I typically find star forts in pairs and clusters on alignments all over the Earth, and believe they were not military in nature as we have been taught. I think they functioned as part of the electrical circuitry of the earth’s worldwide grid system.

One of the definitions of the word battery is “a device that produces electricity that may have several primary or secondary cells arranged in parallel or series, as well as a battery source of energy which provides a push, or a voltage, of energy to get the current flowing in a circuit.”

The Matara Clock Tower is situated on the rampart of the Matara Fort in the Fort section of Matara…

…and was said to have been built by the Dutch in 1765.

This is one of the massive gates of the Matara Fort.

What is called the “Old Nupe Market” or “Old Dutch Market” in Matara was said to have been built by the Dutch in 1784.

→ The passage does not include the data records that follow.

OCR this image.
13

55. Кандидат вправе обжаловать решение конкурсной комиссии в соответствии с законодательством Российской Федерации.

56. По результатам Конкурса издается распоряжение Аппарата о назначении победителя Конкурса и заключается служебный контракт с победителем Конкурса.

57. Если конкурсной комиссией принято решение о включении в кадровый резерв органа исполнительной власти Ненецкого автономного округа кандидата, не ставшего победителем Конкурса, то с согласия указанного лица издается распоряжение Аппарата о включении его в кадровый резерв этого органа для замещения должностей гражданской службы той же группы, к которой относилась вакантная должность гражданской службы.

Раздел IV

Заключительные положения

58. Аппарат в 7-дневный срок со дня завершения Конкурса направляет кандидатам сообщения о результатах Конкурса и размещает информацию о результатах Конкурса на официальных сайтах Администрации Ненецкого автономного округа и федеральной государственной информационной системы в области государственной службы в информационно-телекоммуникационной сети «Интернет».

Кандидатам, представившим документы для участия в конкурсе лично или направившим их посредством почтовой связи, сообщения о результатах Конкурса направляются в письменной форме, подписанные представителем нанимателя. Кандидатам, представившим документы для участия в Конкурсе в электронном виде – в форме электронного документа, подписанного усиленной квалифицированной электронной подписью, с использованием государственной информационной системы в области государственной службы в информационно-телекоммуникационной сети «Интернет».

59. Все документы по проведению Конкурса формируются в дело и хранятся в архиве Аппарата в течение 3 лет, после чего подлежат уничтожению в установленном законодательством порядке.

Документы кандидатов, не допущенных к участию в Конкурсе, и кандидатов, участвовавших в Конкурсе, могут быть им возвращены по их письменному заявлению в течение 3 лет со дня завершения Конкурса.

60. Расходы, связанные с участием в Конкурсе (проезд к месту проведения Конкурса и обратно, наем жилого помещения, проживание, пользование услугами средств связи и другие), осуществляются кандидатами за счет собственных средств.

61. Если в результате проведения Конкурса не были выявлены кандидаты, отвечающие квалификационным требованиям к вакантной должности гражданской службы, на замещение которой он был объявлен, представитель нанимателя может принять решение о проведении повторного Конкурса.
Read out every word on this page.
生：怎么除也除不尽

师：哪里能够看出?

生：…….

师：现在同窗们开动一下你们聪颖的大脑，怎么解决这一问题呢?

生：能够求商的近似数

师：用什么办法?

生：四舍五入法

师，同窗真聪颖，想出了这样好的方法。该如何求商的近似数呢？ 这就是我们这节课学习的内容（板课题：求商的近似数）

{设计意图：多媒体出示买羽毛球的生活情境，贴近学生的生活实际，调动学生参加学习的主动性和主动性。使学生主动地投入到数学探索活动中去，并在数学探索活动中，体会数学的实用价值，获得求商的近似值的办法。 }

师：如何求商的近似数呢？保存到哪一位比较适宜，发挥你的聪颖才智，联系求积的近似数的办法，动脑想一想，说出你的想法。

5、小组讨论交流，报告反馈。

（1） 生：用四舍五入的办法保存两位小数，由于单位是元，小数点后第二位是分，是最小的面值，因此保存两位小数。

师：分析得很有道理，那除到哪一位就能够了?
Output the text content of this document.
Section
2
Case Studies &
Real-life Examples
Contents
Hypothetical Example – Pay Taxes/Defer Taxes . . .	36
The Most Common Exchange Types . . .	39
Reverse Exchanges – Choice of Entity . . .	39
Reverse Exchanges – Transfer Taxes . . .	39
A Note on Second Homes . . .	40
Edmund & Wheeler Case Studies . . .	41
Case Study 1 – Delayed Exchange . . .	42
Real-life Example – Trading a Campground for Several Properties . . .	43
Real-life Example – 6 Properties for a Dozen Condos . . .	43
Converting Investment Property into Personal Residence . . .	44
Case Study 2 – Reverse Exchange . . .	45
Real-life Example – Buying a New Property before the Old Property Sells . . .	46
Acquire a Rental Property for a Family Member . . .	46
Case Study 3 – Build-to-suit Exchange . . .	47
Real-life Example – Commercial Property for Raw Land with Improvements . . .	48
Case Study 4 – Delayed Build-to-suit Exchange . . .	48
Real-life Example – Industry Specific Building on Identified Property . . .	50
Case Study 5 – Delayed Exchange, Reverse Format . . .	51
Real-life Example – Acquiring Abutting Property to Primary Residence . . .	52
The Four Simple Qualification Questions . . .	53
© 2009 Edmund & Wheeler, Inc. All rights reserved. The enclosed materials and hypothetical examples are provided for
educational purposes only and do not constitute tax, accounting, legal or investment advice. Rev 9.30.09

Today it is part of the Ruhunu Cultural Center.

I am interested in what looks like a water tower made of stone pictured behind the front of the market. I am having a hard time finding information about it.

I will just leave this picture here of it from the Google Earth street-view.

I am drawn to look into in an area right next to Matara, now called Dondra, but was historically called Devinuwara or Dewundara, an historic temple-port town. It is said to mean “Gods City” or “Gods port” in the Sinhalese language

And indeed, one of the most celebrated religious sites of the island, with a thousand Hindu and Buddhist statues at one time, and the ruins of Hindu shrines and a Buddhist temple.

Sri Lanka’s tallest lighthouse is located here.

It is 161-feet, or 49-meters, tall, and said to have been designed and built by two English engineers starting in 1887; first lit in 1889; and opened in 1890.

This picture was said to have been taken circa 1890.

Now, let’s just take a picture of ourselves beside the lighthouse, and no one will know the difference!

Not only that, we are told the granite used in its construction was said to have come from Scotland and Cornwall in England; and the bricks and steel from England.